The term ‘deregulated’ is commonly misused when referring to states and jurisdictions that allow retail power competition. Simply stated, the word ‘deregulated’ does not accurately describe a marketplace where customers have a choice to select their own power supplier.

Support for this argument is well stated by University of Colorado Denver Professor Lynn Kiesling, who wrote a follow-up response to Penn’s article entitled, “The New York Times on Electricity Pricing – Electric systems are complicated. They aren’t deregulated.” [2] Professor Kiesling explains, “In every state that restructured its electricity regulation, restructuring involved a move away from a fully vertically-integrated cost-based regulatory and utility model to a hybrid system. Calling the diverse set of policy and regulatory changes that took place [in the restructured states] as‘deregulation’ is neither accurate nor useful.”

The Retail Energy Supply Association (RESA) fully agrees with Professor Kiesling’s position and her use of the term ‘restructured’ when describing a market that allows choice. Today, there are only 14 states/jurisdictions that have established retail power competition in the U.S., and each one has its own set of rules and regulations that competitive energy suppliers must follow when communicating with and serving customers in those markets. Far from operating without regulations, retail suppliers have a stringent set of parameters that each state commission mandates that they must work within and follow to do business within the state. These rules can range from enrollment procedures of customers to how suppliers must communicate with and invoice a customer, as well as many state-specific reporting requirements and supplier training requirements.

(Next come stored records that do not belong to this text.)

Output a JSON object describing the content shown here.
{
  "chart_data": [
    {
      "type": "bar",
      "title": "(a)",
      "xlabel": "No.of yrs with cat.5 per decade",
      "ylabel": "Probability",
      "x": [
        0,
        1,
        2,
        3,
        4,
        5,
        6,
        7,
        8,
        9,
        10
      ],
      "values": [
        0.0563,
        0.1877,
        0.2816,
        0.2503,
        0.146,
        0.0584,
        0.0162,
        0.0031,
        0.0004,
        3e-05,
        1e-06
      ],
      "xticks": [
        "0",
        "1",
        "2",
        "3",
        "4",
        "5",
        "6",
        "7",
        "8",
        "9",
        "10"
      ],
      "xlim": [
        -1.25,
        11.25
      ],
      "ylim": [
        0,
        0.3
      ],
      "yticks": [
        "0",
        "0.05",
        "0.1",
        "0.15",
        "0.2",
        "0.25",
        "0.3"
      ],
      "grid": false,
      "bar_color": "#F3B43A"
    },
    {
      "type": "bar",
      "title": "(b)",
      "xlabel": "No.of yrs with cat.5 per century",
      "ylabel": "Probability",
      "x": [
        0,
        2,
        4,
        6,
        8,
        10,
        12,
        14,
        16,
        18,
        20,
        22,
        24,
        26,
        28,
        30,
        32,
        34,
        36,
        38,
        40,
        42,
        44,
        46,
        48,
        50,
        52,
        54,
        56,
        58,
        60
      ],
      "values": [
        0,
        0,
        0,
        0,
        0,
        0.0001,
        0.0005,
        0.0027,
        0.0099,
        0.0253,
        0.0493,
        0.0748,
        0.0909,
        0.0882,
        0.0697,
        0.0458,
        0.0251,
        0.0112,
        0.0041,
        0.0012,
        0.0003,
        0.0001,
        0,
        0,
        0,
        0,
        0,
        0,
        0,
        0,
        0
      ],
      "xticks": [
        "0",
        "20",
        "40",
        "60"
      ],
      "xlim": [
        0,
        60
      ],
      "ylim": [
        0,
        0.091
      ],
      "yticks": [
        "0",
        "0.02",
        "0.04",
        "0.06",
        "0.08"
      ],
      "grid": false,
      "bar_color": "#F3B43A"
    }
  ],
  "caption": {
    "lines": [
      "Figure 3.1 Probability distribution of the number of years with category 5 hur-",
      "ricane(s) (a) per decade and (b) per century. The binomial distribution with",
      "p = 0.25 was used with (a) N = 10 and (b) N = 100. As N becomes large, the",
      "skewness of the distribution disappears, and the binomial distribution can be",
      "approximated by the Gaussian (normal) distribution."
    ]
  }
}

Each individual state in which a retail energy supplier operates is highly regulated. In fact, these 14 competitive power supply markets have established business practices and guidelines that protect consumers while providing a variety of products to choose from that meet their individual needs.

Meanwhile, there are several other explanatory terms that would be more accurate to describe a retail power marketplace that fosters competition and allows customers to choose their retail supplier; Among these are:

● A retail power market that “Enables Competition”. This mean that there is competition between many retail suppliers to win the business of the retail customer;

● A “Restructured” retail power market. This means that the generation assets have been moved out from the rate base of the utility and into a competitive business environment; and

● A retail power market that “Allows Choice of Supplier.” This means that customers have a choice of which retail supplier provides their supply and other services.

RESA also believes Penn might have improperly conflated wholesale competition and retail competition, which may have caused his calculations and conclusions about the value that competitive power supply markets have demonstrated to be erroneous. Words and their meanings are important. Consequently, when Penn includes states such as California or other vertically integrated states in his “deregulated” grouping, the numbers and conclusions he presents become distorted. In fact, contrary to Penn’s conclusions, the difference in weighted-average prices between the 14 restructured states/jurisdictions and the remaining vertically integrated states has narrowed considerably from 3.1₵ per kWh in 2008, to 0.42₵ per kWh, according to recent EIA data. This represents an increase of 21.1% in cost for all customers since 2008 for the vertically integrated states, while the customers in the 14 competitive states/jurisdictions have observed a decrease of 7.4% in costs over this same time frame. [3]  Clearly the competitive power supply markets are doing something right!